The advantage of the golden ratio is that it allows asymmetric proportionality or focus points. The rule of thirds makes things simpler and generates strong focal points. It is best to eyeball results and decide what works in a specific situation:

It is entirely possible to create a poor UX design that still conforms to the golden ratio. After all, aesthetics and design don’t adhere to strict mathematical laws.

Moreover, one of the most common pitfalls is to use the golden ratio completely out of context. Simply using the ratio mechanically will not automatically result in good design. Instead, it should serve as a reminder to have a harmonious and balanced composition with an element of eccentricity built into the design.

The golden ratio should only be used as a guideline — a reminder to ensure that things are nicely spaced out and well composed and to be unafraid to use mathematics or geometry to organize space. It should never be used to fool clients or the public.

## Conclusion

Whether a designer is aware of it or not, creating a digital image requires intimate knowledge of coordinate geometry, linear algebra, and even projective and differential geometry (especially when working with proportional expansion or generating curves or spirals).

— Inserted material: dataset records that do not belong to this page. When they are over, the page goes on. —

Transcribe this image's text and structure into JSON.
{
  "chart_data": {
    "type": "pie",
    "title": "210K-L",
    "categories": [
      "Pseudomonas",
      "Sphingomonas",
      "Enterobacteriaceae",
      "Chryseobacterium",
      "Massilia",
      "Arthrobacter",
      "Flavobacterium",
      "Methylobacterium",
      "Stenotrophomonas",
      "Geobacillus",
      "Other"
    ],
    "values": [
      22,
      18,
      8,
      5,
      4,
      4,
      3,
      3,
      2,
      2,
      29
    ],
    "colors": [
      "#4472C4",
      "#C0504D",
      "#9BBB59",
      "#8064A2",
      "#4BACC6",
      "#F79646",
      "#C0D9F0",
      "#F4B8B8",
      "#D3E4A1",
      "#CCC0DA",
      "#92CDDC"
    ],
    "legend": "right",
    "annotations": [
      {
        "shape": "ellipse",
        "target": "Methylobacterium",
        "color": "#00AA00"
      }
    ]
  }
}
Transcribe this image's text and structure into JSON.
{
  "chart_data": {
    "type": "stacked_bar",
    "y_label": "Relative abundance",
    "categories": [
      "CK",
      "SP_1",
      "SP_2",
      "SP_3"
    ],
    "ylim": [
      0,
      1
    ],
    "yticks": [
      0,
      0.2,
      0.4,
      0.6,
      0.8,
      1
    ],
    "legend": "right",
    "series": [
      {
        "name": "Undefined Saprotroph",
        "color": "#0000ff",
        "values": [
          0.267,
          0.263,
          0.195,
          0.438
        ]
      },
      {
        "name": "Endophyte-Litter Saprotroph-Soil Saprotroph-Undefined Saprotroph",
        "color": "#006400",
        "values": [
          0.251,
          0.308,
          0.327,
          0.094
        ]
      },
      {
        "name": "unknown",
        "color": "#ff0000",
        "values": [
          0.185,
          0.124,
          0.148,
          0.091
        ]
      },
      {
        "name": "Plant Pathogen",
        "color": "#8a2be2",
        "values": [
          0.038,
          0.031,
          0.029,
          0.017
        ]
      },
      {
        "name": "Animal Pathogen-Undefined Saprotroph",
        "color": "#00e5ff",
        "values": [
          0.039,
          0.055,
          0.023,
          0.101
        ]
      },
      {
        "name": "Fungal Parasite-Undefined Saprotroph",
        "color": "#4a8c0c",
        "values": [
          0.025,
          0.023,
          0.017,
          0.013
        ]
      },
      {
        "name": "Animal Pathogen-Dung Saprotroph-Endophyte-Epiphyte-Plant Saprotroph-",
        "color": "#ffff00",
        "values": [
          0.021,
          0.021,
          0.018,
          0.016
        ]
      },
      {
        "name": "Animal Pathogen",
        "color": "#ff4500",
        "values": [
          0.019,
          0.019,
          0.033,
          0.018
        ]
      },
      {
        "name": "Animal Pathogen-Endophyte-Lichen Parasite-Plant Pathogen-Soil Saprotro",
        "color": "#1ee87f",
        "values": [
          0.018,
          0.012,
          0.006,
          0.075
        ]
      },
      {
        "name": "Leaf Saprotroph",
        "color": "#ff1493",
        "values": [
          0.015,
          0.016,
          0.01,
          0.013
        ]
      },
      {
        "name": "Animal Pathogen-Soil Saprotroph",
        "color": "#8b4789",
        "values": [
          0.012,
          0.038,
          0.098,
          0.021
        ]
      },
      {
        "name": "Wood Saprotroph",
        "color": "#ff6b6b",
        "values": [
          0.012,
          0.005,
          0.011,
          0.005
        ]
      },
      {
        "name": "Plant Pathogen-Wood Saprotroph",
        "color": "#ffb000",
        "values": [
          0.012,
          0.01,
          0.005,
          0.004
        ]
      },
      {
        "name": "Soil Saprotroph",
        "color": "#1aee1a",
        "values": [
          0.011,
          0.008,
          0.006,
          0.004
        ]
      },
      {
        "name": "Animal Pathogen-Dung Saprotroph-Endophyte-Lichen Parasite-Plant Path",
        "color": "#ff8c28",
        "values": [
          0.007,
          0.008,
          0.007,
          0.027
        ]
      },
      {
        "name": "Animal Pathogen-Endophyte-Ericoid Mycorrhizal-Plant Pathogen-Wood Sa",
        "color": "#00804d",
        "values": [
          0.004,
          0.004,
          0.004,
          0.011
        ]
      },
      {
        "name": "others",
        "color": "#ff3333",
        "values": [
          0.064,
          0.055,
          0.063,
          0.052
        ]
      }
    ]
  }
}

The pleasures of drawing serve to motivate a great deal of mathematics that many students otherwise find difficult to become interested in.

I would back this up.

The most magical thing about the golden spiral is what it has taught me about how artists and architects have considered the problem of proportion in history. These approaches offer practical techniques by which mathematics and geometry can be applied to improve design — whether or not I actually use the ratio. It has also taught me to be skeptical about using an industry practice as gospel.